Photography by Arlene Gottfried

Born in August of 1959 in Coney Island, New York, Arlene Gottfried was a photographer who recorded scenes of ordinary life in some of New York City’s more impoverished neighborhoods. At the age of nine, Arlene Gottfired’s family moved to the Crown Heights area where its Puerto Rican culture caught her attention and expanded her world view. Later in the 1970s, her family moved to the Alphabet City neighborhoods of the East Village and the Lower East Side of Manhattan. 

Arlene Gottfried studied photography at the Fashion Institute of Technology where she was the only woman in her class. She later moved to Manhattan as a photographer for an advertising agency, where she did commercial work which at that time was a male-dominated profession. Switching to freelance work, Gottfried began shooting images for publications such as LIFE, the Village Voice, The New York Times Magazine, TIME, CBS News, and London’s The Independent. Her freelance work gave her the time and opportunity to wander the streets, always carrying a camera, and shoot her images spontaneously. 

Gottfried’s subjects are consistently depicted with a sense of intimacy and curiosity, in which strangers are indistinguishable from friends. In every frame, no matter how tough the subject matter, there is never a sense of detached irony or coolness. She approached all her subjects with careful empathy and directness.

Gottfried produced several series of importance including the 1991 “The Eternal Light” series on the Eternal Light Community Singers, a choral group on the Lower East Side which she later joined, and her 2016 series “Mommie”, her last collection and an epic compilation containing forty years of work documenting the women in her family.

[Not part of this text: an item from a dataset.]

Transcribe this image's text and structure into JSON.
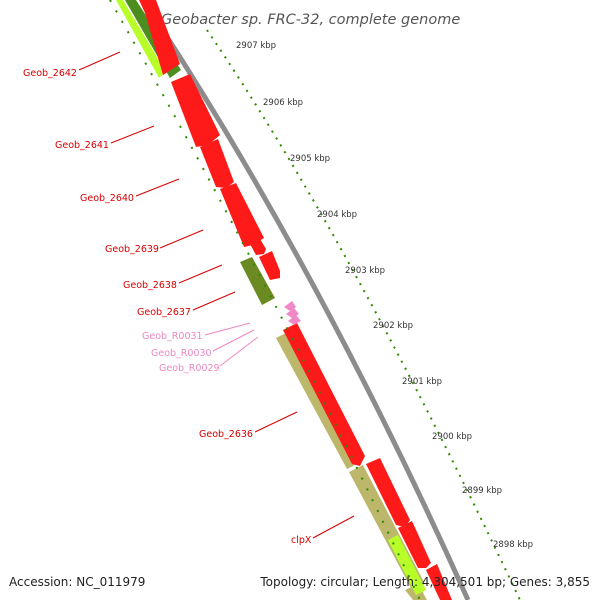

Gottfried, a frequent visitor of the Nuyorican Poets Cafe, was accepted into the Nuyorican downtown culture and documented her close friend Midnight’s years-long struggle with mental health problems in her 2003 series “Midnight”.

In 2008, a retrospective of Gottfried’s earlier black and white work was published as “Sometimes Overwhelming” by PowerHouse Books. Her “Barcalaitos and Fireworks”, a collection of images of New York’s Puerto Rican community in the 1970s, inspired by its poetry and music, was published in 2011. 

Through her life, Arlene Gottfried continued to capture the excitement of everyday life in New York City. She died from complications of breast cancer, surrounded by friends and family. in August of 2017 at her home. Gottfried’s photographs are held in the collections of The Brooklyn Museum; The Jewish Museum; The Tang Teaching Museum, The North Carolina Museum of Art; and the New York Public Library.